When I first started writing the regular celebrity features for the Bribie Islander 15 months ago, Lindsay asked me if I had ever interviewed David Niven, nicknamed Niv, her very favourite actor. I had always cherished a special note which Niven once wrote me on a plane and so copied and laminated it for Lindsay. And now here it is. But although I was as star struck about him as Lindsay was, I never managed to talk to Niv, in spite of both of us having worked simultaneously in different locations on the same film sets, like PINK PANTHER movies and DEATH ON THE NILE.
Helly Kemp(left) and David In ‘Death On The Nile'(right)
But his films which I loved most were AROUND THE WORLD IN 80 DAYS, THE GUNS OF NAVARONE, 55 DAYS IN PEKING and THE LITTLE HUT. Born in London, just around the corner from Buckingham Palace in 1910, Niv attended the Sandhurst Military Academy and served with the Highland Light Infantry in Malta for two years.

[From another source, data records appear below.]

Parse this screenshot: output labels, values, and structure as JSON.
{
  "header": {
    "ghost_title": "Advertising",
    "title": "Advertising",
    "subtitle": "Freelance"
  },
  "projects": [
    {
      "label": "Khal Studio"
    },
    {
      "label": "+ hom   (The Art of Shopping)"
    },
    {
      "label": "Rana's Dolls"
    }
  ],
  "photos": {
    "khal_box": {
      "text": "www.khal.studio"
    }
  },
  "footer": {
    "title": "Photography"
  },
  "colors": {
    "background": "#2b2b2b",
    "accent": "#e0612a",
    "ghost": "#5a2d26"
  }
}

And although he was Britain’s top star he re-joined the army in the Rifle Brigade the minute World War II broke out. His Batman was Peter Ustinov. But in spite of six years absence from the screen, except for two war propaganda films in 1942 and 1944, Niven came 2nd in the 1945 Popularity Poll.

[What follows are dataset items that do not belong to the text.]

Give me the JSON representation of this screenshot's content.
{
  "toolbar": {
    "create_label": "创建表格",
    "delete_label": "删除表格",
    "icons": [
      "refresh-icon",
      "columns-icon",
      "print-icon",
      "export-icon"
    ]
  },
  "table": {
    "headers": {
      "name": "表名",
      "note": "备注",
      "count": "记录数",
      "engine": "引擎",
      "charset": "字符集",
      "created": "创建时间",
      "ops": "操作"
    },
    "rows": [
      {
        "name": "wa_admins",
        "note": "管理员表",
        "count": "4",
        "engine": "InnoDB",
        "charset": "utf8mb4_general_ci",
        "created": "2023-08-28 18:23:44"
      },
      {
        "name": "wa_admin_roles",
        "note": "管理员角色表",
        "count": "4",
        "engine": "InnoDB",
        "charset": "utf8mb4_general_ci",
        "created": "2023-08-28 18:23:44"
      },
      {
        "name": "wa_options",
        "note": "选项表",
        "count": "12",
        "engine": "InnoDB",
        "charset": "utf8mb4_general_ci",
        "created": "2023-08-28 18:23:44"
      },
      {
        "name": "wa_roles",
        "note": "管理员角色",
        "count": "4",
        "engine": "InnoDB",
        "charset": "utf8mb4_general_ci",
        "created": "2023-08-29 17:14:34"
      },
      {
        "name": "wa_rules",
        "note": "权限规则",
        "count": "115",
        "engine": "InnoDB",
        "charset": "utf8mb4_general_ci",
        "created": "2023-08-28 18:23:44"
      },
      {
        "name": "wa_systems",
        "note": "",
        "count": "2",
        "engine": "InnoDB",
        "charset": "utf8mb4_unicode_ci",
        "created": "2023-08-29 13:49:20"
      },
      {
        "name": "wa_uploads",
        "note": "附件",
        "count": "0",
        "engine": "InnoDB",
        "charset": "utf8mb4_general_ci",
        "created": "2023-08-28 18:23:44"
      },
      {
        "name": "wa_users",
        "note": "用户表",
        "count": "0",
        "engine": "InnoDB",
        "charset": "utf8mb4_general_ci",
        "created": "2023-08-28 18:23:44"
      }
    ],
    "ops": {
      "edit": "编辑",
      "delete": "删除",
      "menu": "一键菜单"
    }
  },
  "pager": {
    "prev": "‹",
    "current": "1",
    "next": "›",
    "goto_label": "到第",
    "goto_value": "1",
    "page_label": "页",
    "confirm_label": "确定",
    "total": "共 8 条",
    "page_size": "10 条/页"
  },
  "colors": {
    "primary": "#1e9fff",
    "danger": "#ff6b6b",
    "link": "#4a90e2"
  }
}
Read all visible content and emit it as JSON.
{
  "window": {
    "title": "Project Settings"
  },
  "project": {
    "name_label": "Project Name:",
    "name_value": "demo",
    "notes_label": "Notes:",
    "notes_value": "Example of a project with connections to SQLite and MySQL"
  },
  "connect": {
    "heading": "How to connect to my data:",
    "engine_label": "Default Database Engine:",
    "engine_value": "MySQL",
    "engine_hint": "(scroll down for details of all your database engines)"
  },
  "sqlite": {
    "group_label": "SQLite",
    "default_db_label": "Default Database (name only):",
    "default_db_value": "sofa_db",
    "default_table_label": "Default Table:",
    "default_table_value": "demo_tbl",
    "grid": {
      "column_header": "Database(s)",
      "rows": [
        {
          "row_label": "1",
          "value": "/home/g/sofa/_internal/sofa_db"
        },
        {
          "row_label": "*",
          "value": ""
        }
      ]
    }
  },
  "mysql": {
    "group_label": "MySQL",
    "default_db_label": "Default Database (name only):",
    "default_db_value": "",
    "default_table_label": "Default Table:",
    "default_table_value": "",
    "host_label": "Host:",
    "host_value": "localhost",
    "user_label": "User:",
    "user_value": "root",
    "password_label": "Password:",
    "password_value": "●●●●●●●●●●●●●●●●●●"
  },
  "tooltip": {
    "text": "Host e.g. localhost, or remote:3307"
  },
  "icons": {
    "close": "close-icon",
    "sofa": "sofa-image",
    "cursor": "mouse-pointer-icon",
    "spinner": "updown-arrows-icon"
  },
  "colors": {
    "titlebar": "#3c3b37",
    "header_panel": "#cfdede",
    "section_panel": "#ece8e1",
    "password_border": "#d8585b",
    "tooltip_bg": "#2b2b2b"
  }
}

On his return to Hollywood, he was made a Legionnaire Of The Order of Merit, the highest American order given to a foreigner. But in spite of all the love, success and reverence Niven received from the public, his children, friends and the peers in his career and having been described as the greatest British actor of the century, nothing could make up for his unhappy 43-year marriage to Swedish model Hjordis Genberg, a disastrous marriage he refused to abandon.

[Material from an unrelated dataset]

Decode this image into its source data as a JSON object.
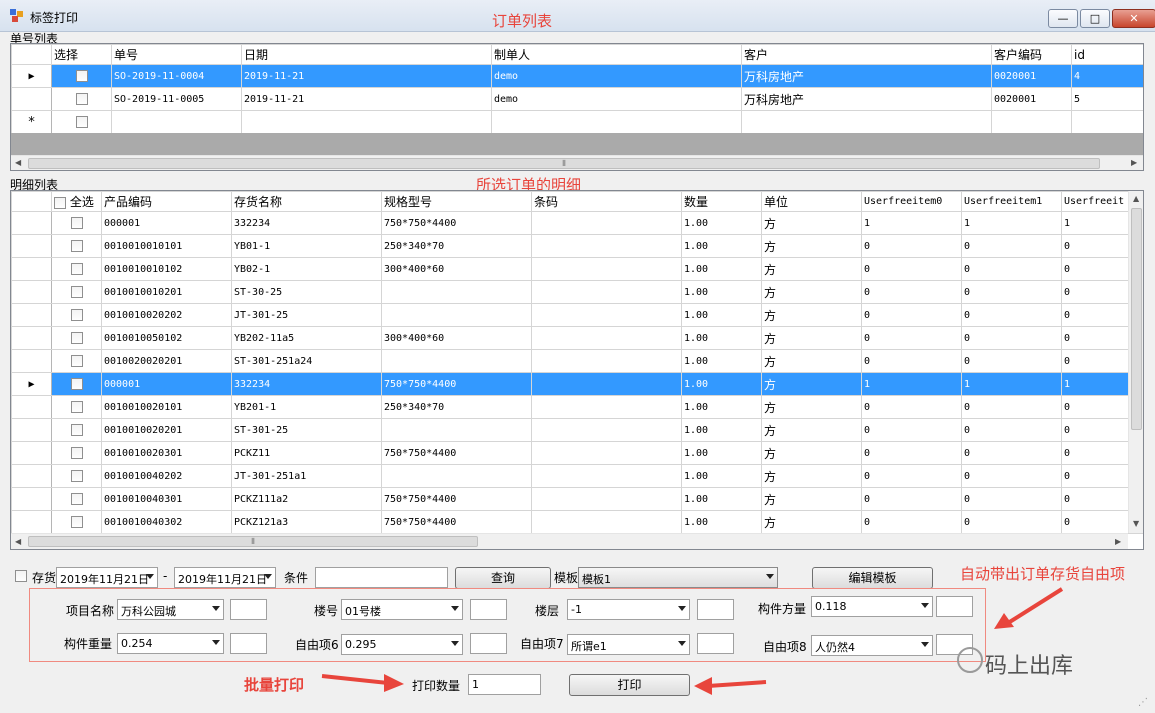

But he never lost his sense of humour as certified by this delightful note to me. I was walking through first class onboarding a British Airways London to Milan flight when I spotted David and his wife at a window seat to my left. I had recently discussed with his agent, Theo Cowan, to do a photo feature with my brilliant photographer business partner, Nino Mascardi, at Niven’s Cap Ferrat villa on the French Riviera.
‘Dear White Cap! 23D’
I did not want to disturb Niven face on, so I went to my seat, wrote him a short note, mentioning that I was the girl in the white leather cap in seat 23D should he wish to discuss it further, and handed the note to the flight attendant. I just love his promise on the note of never writing on a sick bag again!
The epitome of British humour and a British gentleman! And how well this was confirmed when he died in 1983 from a motor neuron disease. The card attached to the biggest wreath at the funeral came from the porters at Heathrow Airport: “To the finest gentleman who ever walked these halls. He made a porter feel like a king.”